Dün, yetimler ordusu Hamas'ın İsrail efsanesini yerle bir ettiği ve Siyonist teolojide tarihi gedikler açtığı 7 Ekim 2023'teki Aksa Tufanı taarruzunun yıl dönümüydü. İsrail'in aşılamaz denilen yüksek teknoloji destekli duvarlarını aşan Hamas savaşçıları Mossad'ın aldığı bütün güvenlik ve istihbari sistemleri felç etti.
Aksa Tufanı'ndan sonra bir yıldır Gazze'de her tür barbarlığı uygulayan Siyonist İsrail rejimi şimdi de vahşetini Lübnan'a yöneltti. Ancak ne yapsa da yüzyıldır Filistin'e ve dünyaya dayattığı paradigma artık ters yüz olmuş durumda. Hamas'ın ve Gazze halkının destansı direnişi sayesinde kendini dünyaya demokrat ve mağdur olarak pazarlayan Siyonist rejimin hunhar ve işgalci yüzü her yönüyle deşifre oldu.
Bazı muharebeleri kazansa da soykırımcı İsrail ve destekçisi Batılı liderler Ortadoğu'daki savaşı kaybediyor. Çünkü her tür ahlaki ve vicdani değeri çiğneyerek bütün insanlığı karşılarına aldılar. Öyle ki İsrail'in en sadık destekçisi konumundaki sadist ve soykırımcı Batılı liderler bile artık İsrail'i eleştirmeye başladı.
***
Zira Batı'da halk düzeyindeki tarihi anti-semitizm dalgası giderek büyürken Batılı yöneticiler arasında ise Siyonizm'e karşı askeri, siyasi ve diplomatik önlemler alma çağrısı artıyor.

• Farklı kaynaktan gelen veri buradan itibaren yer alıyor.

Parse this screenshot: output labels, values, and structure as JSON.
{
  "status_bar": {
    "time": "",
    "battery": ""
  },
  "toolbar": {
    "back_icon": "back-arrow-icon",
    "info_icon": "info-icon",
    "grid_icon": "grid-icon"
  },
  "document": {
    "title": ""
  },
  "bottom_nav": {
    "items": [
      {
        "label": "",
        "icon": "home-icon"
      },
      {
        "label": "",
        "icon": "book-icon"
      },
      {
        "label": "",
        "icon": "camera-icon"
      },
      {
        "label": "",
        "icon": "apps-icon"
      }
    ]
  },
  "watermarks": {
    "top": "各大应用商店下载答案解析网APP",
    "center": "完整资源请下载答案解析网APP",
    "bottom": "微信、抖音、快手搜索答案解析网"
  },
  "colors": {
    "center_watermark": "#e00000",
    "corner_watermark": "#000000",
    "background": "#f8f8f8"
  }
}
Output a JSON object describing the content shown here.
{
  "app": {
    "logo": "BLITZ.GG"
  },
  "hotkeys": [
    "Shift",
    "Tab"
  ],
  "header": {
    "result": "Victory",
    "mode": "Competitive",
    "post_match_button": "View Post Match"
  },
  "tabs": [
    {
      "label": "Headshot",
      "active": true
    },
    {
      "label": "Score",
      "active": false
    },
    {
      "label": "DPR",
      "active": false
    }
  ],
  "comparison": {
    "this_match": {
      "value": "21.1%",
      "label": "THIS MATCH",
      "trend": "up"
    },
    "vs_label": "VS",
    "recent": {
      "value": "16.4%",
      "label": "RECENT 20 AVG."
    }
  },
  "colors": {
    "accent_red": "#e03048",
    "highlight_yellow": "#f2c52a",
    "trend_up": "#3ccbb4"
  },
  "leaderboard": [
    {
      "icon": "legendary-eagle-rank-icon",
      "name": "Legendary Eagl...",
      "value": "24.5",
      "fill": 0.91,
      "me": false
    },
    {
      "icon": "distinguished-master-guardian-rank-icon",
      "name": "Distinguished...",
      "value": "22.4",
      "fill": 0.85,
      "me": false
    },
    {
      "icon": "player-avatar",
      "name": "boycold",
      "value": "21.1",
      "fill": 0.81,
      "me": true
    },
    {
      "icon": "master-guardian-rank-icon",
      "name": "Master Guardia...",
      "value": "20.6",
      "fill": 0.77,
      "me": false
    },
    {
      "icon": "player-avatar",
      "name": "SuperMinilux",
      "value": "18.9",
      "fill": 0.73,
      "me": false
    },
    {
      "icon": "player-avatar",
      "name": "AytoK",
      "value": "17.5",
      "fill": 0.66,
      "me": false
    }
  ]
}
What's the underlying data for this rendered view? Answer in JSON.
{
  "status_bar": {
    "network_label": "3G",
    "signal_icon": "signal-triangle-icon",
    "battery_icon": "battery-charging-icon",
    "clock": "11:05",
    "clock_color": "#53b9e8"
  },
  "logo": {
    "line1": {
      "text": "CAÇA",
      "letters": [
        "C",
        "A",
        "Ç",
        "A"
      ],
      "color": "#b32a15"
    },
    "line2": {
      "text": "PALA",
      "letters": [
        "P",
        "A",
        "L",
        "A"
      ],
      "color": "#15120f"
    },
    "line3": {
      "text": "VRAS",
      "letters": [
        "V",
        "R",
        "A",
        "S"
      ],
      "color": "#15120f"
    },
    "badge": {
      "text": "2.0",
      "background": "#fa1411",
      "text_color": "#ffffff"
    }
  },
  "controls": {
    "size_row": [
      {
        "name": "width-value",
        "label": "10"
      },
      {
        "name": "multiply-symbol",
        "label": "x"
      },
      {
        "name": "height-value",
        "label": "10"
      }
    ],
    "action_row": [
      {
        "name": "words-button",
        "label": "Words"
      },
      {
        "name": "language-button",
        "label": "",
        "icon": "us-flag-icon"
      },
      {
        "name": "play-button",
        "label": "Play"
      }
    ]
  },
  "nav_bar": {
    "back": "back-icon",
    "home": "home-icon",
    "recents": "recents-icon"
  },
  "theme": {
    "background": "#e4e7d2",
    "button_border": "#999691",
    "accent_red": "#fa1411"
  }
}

Bu tavır değişikliği İsrail'den daha çok Batı'daki Siyonazi lobilerini korkutuyor. The European Conservative'den Mİck Hume, İsrail'in Gazze'deki savaşı kazansa da Batı'da ve dünya çapındaki siyasi savaşı kaybettiğini itiraf etmiş. BM'nin soykırımcı İsrail'i terk ettiğini ve Avrupa ile ABD'deki birçok kesimin Yahudi devletini lanet olarak gördüğünü söylüyor.
Dolayısıyla İngiltere'den sonra ABD, Almanya ve Fransa da İsrail'in kaos planlarına daha fazla alet olmamaya çalışıyor. Amerikalı askeri uzmanlardan Daniel L. Davis, Newsweek'teki analizinde Hizbullah ve İran ile baş etmenin zorluklarına değinerek yeni süreçle birlikte İsrail'in daha az güvenli hale geldiğinin altını çiziyor.
***
Siyonistler, 27 Eylül'de Hizbullah lideri Hasan Nasrallah'ın öldürülmesini televizyon stüdyolarında şarkı söyleyip dans ederek kutladı. Bazı muhabirler sokaklarda çikolata dağıttı.
Oysa ortada kutlanacak bir zafer yok. Çünkü Batılı halklar da Batılı siyasiler de İsrail'i artık yük olarak görüyor. Özellikle Siyonist rejimin en sadık destekçilerini bile sırtından bıçaklaması öfkeye yol açıyor.
Bu nedenle ABD, Fransa ve Almanya yönetimleri İsrail'in İran'a yönelik saldırısına koşulsuz destek vermiyor. Olası bir saldırıda nükleer ve petrol tesislerini vurmasına karşı çıkıyorlar.
Bugünlerde AB, İsrail'e askeri ve diplomatik ambargodan bile bahsediyor. Ana akım medyada İsrail'in yalanları ve ihanetleri deşifre ediliyor.
Hâsılı kelam, İsrail'e yönelik serzenişler lanete dönüşüyor. Zira Batı kendi yarattığı 'frenkeştaynı'na karşı giderek sertleşiyor. Yakında onların da sıdkı tamamen sıyrılacak.